LLM can be helpful. But I do not believe that I will live to see them replace humans on more than an low to average level.
The article makes a good point that it's less about replacing a knowledge worker completely and more industrializing what some categories of knowledge workers do.
Can one professional create a video with AI in a matter of hours instead of it taking days and needing actors, script writers and professional equipment? Apparently yes. And AI can even translate it in multiple languages without translators and voice actors.
Are they "great" videos? Probably not. Good enough and cheap enough for several uses? Probably yes.
Same for programming. The completely independent AI coder doesn't exist and many are starting to doubt that it ever will, with the current technology. But if GenAI can speed up development, even not super-significantly but to the point that it takes maybe 8 developers to do the work of 10, that is a 20% drop in demand for developers, which puts downward pressure on salaries too.
It's like in agriculture. It's not like technology produced completely automated ways to plow fields or harvest crops. But one guy with a tractor can now work one field in a few hours by himself.
With AI all this is mostly hypothetical, in the sense that OpenAI and co are all still burning money and resources at a pace that looks hard to sustain (let alone grow) and it's unclear what the cost to the consumers will be like, when the dust settles and these companies will need to make a profit.

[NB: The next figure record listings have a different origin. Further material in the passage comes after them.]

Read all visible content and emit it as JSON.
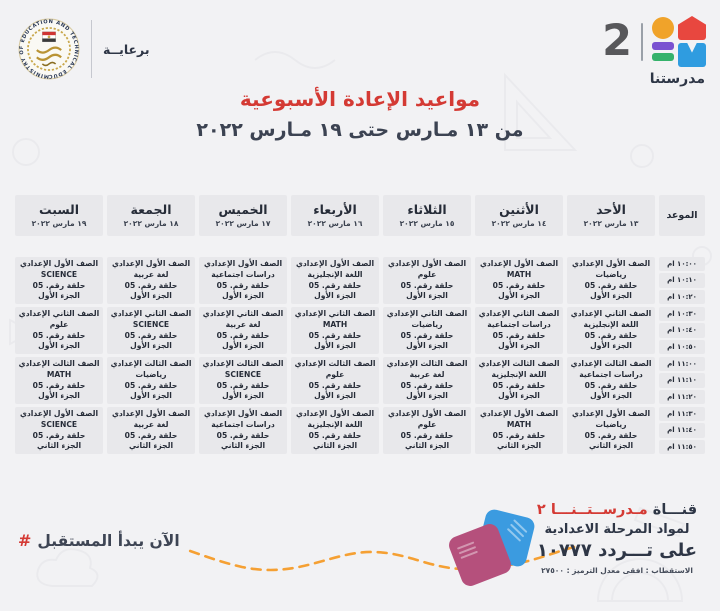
{
  "sponsor": {
    "patronage_label": "برعايــة",
    "seal_text": "MINISTRY OF EDUCATION AND TECHNICAL EDUCATION"
  },
  "channel_logo": {
    "number": "2",
    "name": "مدرستنا"
  },
  "title": {
    "heading": "مواعيد الإعادة الأسبوعية",
    "date_range": "من ١٣ مـارس حتى ١٩ مـارس ٢٠٢٢"
  },
  "schedule": {
    "time_header": "الموعد",
    "time_slots": [
      "١٠:٠٠ ام",
      "١٠:١٠ ام",
      "١٠:٢٠ ام",
      "١٠:٣٠ ام",
      "١٠:٤٠ ام",
      "١٠:٥٠ ام",
      "١١:٠٠ ام",
      "١١:١٠ ام",
      "١١:٢٠ ام",
      "١١:٣٠ ام",
      "١١:٤٠ ام",
      "١١:٥٠ ام"
    ],
    "days": [
      {
        "name": "الأحد",
        "date": "١٣ مارس ٢٠٢٢",
        "programs": [
          {
            "grade": "الصف الأول الإعدادي",
            "subject": "رياضيات",
            "episode": "حلقة رقم. 05",
            "part": "الجزء الأول"
          },
          {
            "grade": "الصف الثاني الإعدادي",
            "subject": "اللغة الإنجليزية",
            "episode": "حلقة رقم. 05",
            "part": "الجزء الأول"
          },
          {
            "grade": "الصف الثالث الإعدادي",
            "subject": "دراسات اجتماعية",
            "episode": "حلقة رقم. 05",
            "part": "الجزء الأول"
          },
          {
            "grade": "الصف الأول الإعدادي",
            "subject": "رياضيات",
            "episode": "حلقة رقم. 05",
            "part": "الجزء الثاني"
          }
        ]
      },
      {
        "name": "الأثنين",
        "date": "١٤ مارس ٢٠٢٢",
        "programs": [
          {
            "grade": "الصف الأول الإعدادي",
            "subject": "MATH",
            "episode": "حلقة رقم. 05",
            "part": "الجزء الأول"
          },
          {
            "grade": "الصف الثاني الإعدادي",
            "subject": "دراسات اجتماعية",
            "episode": "حلقة رقم. 05",
            "part": "الجزء الأول"
          },
          {
            "grade": "الصف الثالث الإعدادي",
            "subject": "اللغة الإنجليزية",
            "episode": "حلقة رقم. 05",
            "part": "الجزء الأول"
          },
          {
            "grade": "الصف الأول الإعدادي",
            "subject": "MATH",
            "episode": "حلقة رقم. 05",
            "part": "الجزء الثاني"
          }
        ]
      },
      {
        "name": "الثلاثاء",
        "date": "١٥ مارس ٢٠٢٢",
        "programs": [
          {
            "grade": "الصف الأول الإعدادي",
            "subject": "علوم",
            "episode": "حلقة رقم. 05",
            "part": "الجزء الأول"
          },
          {
            "grade": "الصف الثاني الإعدادي",
            "subject": "رياضيات",
            "episode": "حلقة رقم. 05",
            "part": "الجزء الأول"
          },
          {
            "grade": "الصف الثالث الإعدادي",
            "subject": "لغة عربية",
            "episode": "حلقة رقم. 05",
            "part": "الجزء الأول"
          },
          {
            "grade": "الصف الأول الإعدادي",
            "subject": "علوم",
            "episode": "حلقة رقم. 05",
            "part": "الجزء الثاني"
          }
        ]
      },
      {
        "name": "الأربعاء",
        "date": "١٦ مارس ٢٠٢٢",
        "programs": [
          {
            "grade": "الصف الأول الإعدادي",
            "subject": "اللغة الإنجليزية",
            "episode": "حلقة رقم. 05",
            "part": "الجزء الأول"
          },
          {
            "grade": "الصف الثاني الإعدادي",
            "subject": "MATH",
            "episode": "حلقة رقم. 05",
            "part": "الجزء الأول"
          },
          {
            "grade": "الصف الثالث الإعدادي",
            "subject": "علوم",
            "episode": "حلقة رقم. 05",
            "part": "الجزء الأول"
          },
          {
            "grade": "الصف الأول الإعدادي",
            "subject": "اللغة الإنجليزية",
            "episode": "حلقة رقم. 05",
            "part": "الجزء الثاني"
          }
        ]
      },
      {
        "name": "الخميس",
        "date": "١٧ مارس ٢٠٢٢",
        "programs": [
          {
            "grade": "الصف الأول الإعدادي",
            "subject": "دراسات اجتماعية",
            "episode": "حلقة رقم. 05",
            "part": "الجزء الأول"
          },
          {
            "grade": "الصف الثاني الإعدادي",
            "subject": "لغة عربية",
            "episode": "حلقة رقم. 05",
            "part": "الجزء الأول"
          },
          {
            "grade": "الصف الثالث الإعدادي",
            "subject": "SCIENCE",
            "episode": "حلقة رقم. 05",
            "part": "الجزء الأول"
          },
          {
            "grade": "الصف الأول الإعدادي",
            "subject": "دراسات اجتماعية",
            "episode": "حلقة رقم. 05",
            "part": "الجزء الثاني"
          }
        ]
      },
      {
        "name": "الجمعة",
        "date": "١٨ مارس ٢٠٢٢",
        "programs": [
          {
            "grade": "الصف الأول الإعدادي",
            "subject": "لغة عربية",
            "episode": "حلقة رقم. 05",
            "part": "الجزء الأول"
          },
          {
            "grade": "الصف الثاني الإعدادي",
            "subject": "SCIENCE",
            "episode": "حلقة رقم. 05",
            "part": "الجزء الأول"
          },
          {
            "grade": "الصف الثالث الإعدادي",
            "subject": "رياضيات",
            "episode": "حلقة رقم. 05",
            "part": "الجزء الأول"
          },
          {
            "grade": "الصف الأول الإعدادي",
            "subject": "لغة عربية",
            "episode": "حلقة رقم. 05",
            "part": "الجزء الثاني"
          }
        ]
      },
      {
        "name": "السبت",
        "date": "١٩ مارس ٢٠٢٢",
        "programs": [
          {
            "grade": "الصف الأول الإعدادي",
            "subject": "SCIENCE",
            "episode": "حلقة رقم. 05",
            "part": "الجزء الأول"
          },
          {
            "grade": "الصف الثاني الإعدادي",
            "subject": "علوم",
            "episode": "حلقة رقم. 05",
            "part": "الجزء الأول"
          },
          {
            "grade": "الصف الثالث الإعدادي",
            "subject": "MATH",
            "episode": "حلقة رقم. 05",
            "part": "الجزء الأول"
          },
          {
            "grade": "الصف الأول الإعدادي",
            "subject": "SCIENCE",
            "episode": "حلقة رقم. 05",
            "part": "الجزء الثاني"
          }
        ]
      }
    ]
  },
  "footer": {
    "hashtag_symbol": "#",
    "hashtag_phrase": "الآن يبدأ المستقبل",
    "channel_word": "قنـــاة",
    "channel_name": "مـدرســتــنـــا ٢",
    "line2": "لمواد المرحلة الاعدادية",
    "line3": "على تـــردد ١٠٧٧٧",
    "line4": "الاستقطاب : افقى   معدل الترميز : ٢٧٥٠٠"
  },
  "colors": {
    "bg": "#f2f2f4",
    "ink": "#262c38",
    "navy": "#2e3646",
    "red": "#d43a34",
    "orange_dash": "#f5a033",
    "cell": "#e8e8eb",
    "num_gray": "#58585b",
    "logo_orange": "#f0a32a",
    "logo_red": "#e8473f",
    "logo_purple": "#7a52d1",
    "logo_green": "#35b26b",
    "logo_blue": "#2f9ce0",
    "book_blue": "#3b9be0",
    "book_pink": "#b5507c",
    "seal_gold": "#c2a55a"
  }
}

But still, when we're laughing at all the failed attempts to make AI truly autonomous in many domains we might be missing the point
Part of the problem is also that, while an acre of land can feed a family of 4, there's no way to generate enough surplus from that single acre to be able to afford a tractor in the first place. So the tractor creates the need for much larger farm plots being owned by a single person, which way up all the supposed extra free time the automation/mechanized tool was supposed to bring.
In the end, less people can work the land to sustain themselves and the only people better off are those who already had more than enough to go buy.